2. Listeria monocytogenes is a foodborne, Gram-positive bacterium that causes infections (listeriosis) in individuals with compromised immune systems. Listeria is predominantly an intracellular pathogen. After phagocytosis by intestinal macrophages, Listeria escapes the phagosome and replicates in the cytosol before spreading to other neighboring cells through a special invasion process that allows it to remain intracellular while spreading from cell to cell.

a. What advantage is there for Listeria to invade and spread intracellularly?

b. What immune response is primarily responsible for controlling Listeria infection in healthy but unimmunized individuals?

c. What immune response is primarily responsible for controlling Listeria infection in healthy but immunized individuals or those having prior exposure?

d. How are Listeria antigens presented to immune cells?

3. Lyme disease is a common zoonotic vector-borne disease in the United States. It is caused by the Gram-negative spirochete Borrelia burgdorferi, which is transmitted through the bite of infected deer ticks. After a period ranging from 3 to 30 days, a unique red rash with a classic bull’s-eye appearance occurs in ∼75% of infected persons at the site of the bite (shown in Figure 1). Though such a rash does not always appear, the presence of this characteristic rash is diagnostic for Lyme disease (there are no other known causes for it), so physicians often prescribe antibiotics without further diagnostic testing. In most cases, antibiotics such as tetracycline and penicillin eliminate the infection and its symptoms. However, delayed or inadequate treatment can lead to more serious symptoms much later, including effects on the joints (chronic arthritis, inflammation), the heart (atrioventricular blockage, abnormal heart rate), and the central nervous system leading to facial palsy (paralysis), meningitis (headaches, neck stiffness), or encephalitis (memory loss, mood changes). Upon injection of the bacteria into the skin by the tick, the bacteria multiply and migrate slowly outward within the dermis. Without antibiotic treatment, the bacteria eventually spread throughout the body, despite generation of high titers of antispirochete antibodies. Microscopic examination of various tissues during infection reveals that these spirochetes are not found inside host cells, but instead reside within the extracellular matrix of skin, joints, and heart, peripheral, and central nervous systems.

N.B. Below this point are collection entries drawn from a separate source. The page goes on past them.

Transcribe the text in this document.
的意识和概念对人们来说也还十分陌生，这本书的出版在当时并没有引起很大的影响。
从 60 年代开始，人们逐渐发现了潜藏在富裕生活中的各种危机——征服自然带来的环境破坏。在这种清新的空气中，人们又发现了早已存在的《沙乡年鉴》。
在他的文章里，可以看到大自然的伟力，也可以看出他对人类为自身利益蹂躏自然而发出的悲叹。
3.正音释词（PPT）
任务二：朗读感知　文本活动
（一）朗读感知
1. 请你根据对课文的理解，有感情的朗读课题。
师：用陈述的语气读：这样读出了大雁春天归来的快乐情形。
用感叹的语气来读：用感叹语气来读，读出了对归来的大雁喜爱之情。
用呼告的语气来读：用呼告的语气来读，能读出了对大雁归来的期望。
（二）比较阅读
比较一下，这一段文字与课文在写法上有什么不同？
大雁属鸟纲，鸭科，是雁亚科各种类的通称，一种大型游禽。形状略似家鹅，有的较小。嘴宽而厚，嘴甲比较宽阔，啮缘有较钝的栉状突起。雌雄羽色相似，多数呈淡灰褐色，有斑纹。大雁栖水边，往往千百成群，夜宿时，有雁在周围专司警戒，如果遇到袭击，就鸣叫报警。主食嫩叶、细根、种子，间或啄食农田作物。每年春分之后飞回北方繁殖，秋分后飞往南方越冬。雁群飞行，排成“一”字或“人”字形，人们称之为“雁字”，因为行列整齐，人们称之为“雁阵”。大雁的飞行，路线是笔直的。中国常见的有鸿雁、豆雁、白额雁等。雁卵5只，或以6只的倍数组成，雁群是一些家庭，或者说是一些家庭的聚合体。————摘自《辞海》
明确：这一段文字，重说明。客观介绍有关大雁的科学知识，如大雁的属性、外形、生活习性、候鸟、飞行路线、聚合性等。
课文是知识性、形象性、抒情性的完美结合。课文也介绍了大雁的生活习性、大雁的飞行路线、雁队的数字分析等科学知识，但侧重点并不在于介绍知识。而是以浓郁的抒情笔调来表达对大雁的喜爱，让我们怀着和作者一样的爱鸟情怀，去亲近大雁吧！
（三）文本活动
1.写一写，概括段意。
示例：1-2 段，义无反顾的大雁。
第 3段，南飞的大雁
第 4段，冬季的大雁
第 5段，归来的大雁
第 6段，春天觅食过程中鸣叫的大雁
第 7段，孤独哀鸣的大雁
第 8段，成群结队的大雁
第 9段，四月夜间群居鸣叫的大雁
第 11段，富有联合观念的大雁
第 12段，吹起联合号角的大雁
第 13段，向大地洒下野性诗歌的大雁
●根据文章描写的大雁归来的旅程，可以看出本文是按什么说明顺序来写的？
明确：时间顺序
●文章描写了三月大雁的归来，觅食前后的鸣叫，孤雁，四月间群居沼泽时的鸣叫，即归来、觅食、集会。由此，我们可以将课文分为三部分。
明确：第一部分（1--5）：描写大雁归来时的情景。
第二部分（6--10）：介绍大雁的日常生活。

Figure 1. The characteristic bull’s-eye rash (erythema migrans) caused by Lyme disease. Image from CDC-PHIL ID#9875, courtesy of CDC/James Gathany.

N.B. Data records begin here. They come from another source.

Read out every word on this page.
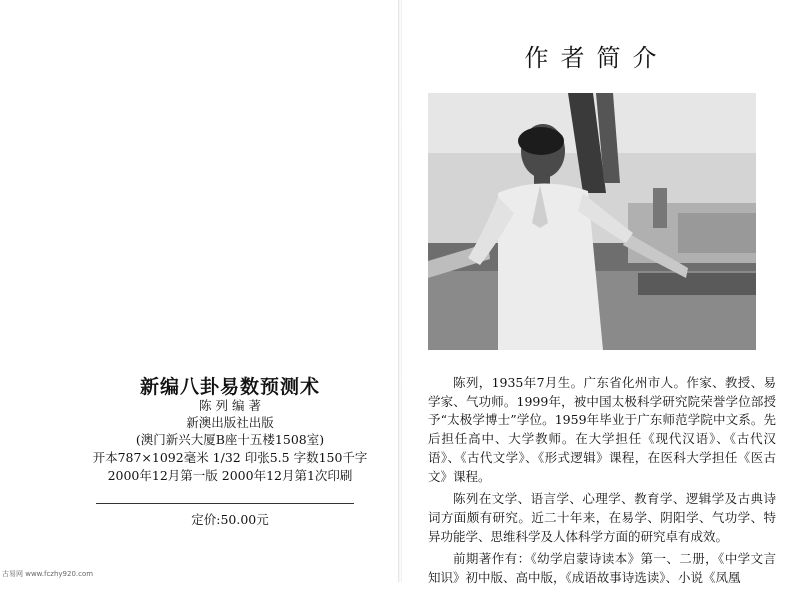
新编八卦易数预测术
陈 列 编 著
新澳出版社出版
(澳门新兴大厦B座十五楼1508室)
开本787×1092毫米 1/32 印张5.5 字数150千字
2000年12月第一版 2000年12月第1次印刷
定价:50.00元
古易网 www.fczhy920.com
作者简介

陈列，1935年7月生。广东省化州市人。作家、教授、易学家、气功师。1999年，被中国太极科学研究院荣誉学位部授予“太极学博士”学位。1959年毕业于广东师范学院中文系。先后担任高中、大学教师。在大学担任《现代汉语》、《古代汉语》、《古代文学》、《形式逻辑》课程，在医科大学担任《医古文》课程。

陈列在文学、语言学、心理学、教育学、逻辑学及古典诗词方面颇有研究。近二十年来，在易学、阴阳学、气功学、特异功能学、思维科学及人体科学方面的研究卓有成效。

前期著作有：《幼学启蒙诗读本》第一、二册，《中学文言知识》初中版、高中版，《成语故事诗选读》、小说《凤凰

a. What is the cause of the characteristic bull’s-eye rash that appears around the tick bite without antibiotic treatment? Be sure to provide a plausible explanation for the bull’s-eye appearance.

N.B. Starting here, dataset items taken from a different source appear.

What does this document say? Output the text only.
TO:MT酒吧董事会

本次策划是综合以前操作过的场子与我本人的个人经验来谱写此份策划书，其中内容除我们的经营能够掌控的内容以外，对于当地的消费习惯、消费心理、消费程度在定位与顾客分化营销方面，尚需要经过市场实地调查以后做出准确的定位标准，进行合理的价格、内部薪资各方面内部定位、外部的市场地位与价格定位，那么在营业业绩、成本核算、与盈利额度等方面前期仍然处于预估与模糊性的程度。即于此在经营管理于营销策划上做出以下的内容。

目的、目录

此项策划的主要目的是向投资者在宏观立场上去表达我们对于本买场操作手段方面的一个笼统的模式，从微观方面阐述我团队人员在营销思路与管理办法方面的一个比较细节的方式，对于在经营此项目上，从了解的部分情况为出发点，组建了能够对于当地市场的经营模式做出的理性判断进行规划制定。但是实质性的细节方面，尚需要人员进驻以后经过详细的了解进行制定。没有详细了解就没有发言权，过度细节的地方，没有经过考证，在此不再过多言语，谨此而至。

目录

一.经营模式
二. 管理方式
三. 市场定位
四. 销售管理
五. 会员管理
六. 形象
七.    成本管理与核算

b. Which cells would normally be the first on the scene to eliminate the spirochetes from the bite site? Be specific.

c. Interpret what it means to have the occurrence of strong antibody responses against B. burgdorferi in chronically infected individuals in the absence of sterilizing immunity.

d. Provide two possible explanations with rationale for why these cells might not respond effectively to clear the spirochete infection. For each of these possibilities, provide at least one definitive experiment that could be performed to confirm the explanation.